Steyer called the AI-enabled toys “untested,” “unhealthy” and “unsafe.”
And he said the technology was outpacing safety standards and common sense.
Robbie Torney, the head of AI & Digital Assessments at Common Sense Media, said their team tested three popular AI companion toys: Grem, Bondu and Miko 3.
Common Sense Media, which advocates for online protections for children and teens, isn’t publishing individual ratings for the toys. Their aim was an overall risk assessment.
More than a quarter of outputs from the tested toys included inappropriate content such as mentions of self-harm, drugs and risky behaviors, according to Common Sense Media.

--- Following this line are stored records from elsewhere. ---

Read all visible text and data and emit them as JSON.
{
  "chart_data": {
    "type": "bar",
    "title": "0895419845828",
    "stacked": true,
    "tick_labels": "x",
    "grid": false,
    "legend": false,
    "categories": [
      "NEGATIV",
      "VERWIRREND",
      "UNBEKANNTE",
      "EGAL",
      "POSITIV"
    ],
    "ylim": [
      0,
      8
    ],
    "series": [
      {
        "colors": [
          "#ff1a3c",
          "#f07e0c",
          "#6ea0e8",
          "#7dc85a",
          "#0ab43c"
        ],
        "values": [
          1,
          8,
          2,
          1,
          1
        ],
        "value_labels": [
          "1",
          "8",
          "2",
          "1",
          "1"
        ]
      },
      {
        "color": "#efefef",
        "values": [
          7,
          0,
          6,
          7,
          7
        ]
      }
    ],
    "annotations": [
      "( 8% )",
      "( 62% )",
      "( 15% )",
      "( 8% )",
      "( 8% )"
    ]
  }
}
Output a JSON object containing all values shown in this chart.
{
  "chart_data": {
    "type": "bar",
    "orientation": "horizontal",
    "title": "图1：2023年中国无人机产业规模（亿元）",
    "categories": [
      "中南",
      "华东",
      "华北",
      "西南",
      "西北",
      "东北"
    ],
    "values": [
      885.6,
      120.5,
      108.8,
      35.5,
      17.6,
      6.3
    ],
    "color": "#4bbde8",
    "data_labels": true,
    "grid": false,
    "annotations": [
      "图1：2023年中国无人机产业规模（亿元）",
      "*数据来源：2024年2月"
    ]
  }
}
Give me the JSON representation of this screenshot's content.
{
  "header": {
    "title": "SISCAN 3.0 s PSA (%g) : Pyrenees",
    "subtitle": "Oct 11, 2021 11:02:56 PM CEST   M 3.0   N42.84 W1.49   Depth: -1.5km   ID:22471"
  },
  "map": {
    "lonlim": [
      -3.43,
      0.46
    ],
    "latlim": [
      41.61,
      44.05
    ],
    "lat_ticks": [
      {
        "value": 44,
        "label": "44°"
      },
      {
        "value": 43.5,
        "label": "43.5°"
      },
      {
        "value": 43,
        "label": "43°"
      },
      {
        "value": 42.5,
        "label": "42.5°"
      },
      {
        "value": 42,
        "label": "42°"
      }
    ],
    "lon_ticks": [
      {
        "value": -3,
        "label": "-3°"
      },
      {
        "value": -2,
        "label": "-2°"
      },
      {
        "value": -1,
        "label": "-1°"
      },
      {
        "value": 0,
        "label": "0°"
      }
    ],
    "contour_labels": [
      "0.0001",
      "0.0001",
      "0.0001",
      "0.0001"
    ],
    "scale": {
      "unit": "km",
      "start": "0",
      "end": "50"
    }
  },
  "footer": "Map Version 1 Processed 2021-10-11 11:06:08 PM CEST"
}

In one interaction that the group published, a tester, posing as a young child, talked to a toy about enjoying jumping. In a follow-up response, the AI suggested the child could jump from a roof.
“There’s a lot of inappropriate content that we were able to elicit,” Torney said. “I think there are definitely mature topics and risky advice that come out, but would definitely emphasize that the inappropriate emotional boundaries, the inappropriate connections and relationships are some of the larger risk surfaces with these toys. Toy saying that they’re real, that they love you, that they are there for you, that they are equally important or more important than friends.”
Torney said the AI-enabled toys are engineered to create companion relationships. They remember previous conversations with kids, use the child’s name, and potentially create unrealistic relationship expectations.
Common Sense Media also said the AI toys collect extensive data, raising privacy concerns. That includes voice recordings, conversation transcripts, and usage data.
And the evaluators said the toys are unreliable, despite potentially being marketed as educational in nature.
Testing showed that the toys were glitchy, voice recognition features didn’t always work, and wrong information was presented in a confident tone.
A Common Sense Media survey also showed that nearly half of parents have purchased or considered purchasing AI-enabled toys or devices for their children.
This is the latest in a series of reports from Common Sense Media examining the risks of AI products for kids.
Researchers previously found AI chatbots to be unacceptably risky for teenagers in need of emotional or mental health support.
And Common Sense Media found that a majority of teens have used AI companions, with around a third using them for social interactions such as role-playing, romantic interactions, emotional support, friendship, and conversation practice.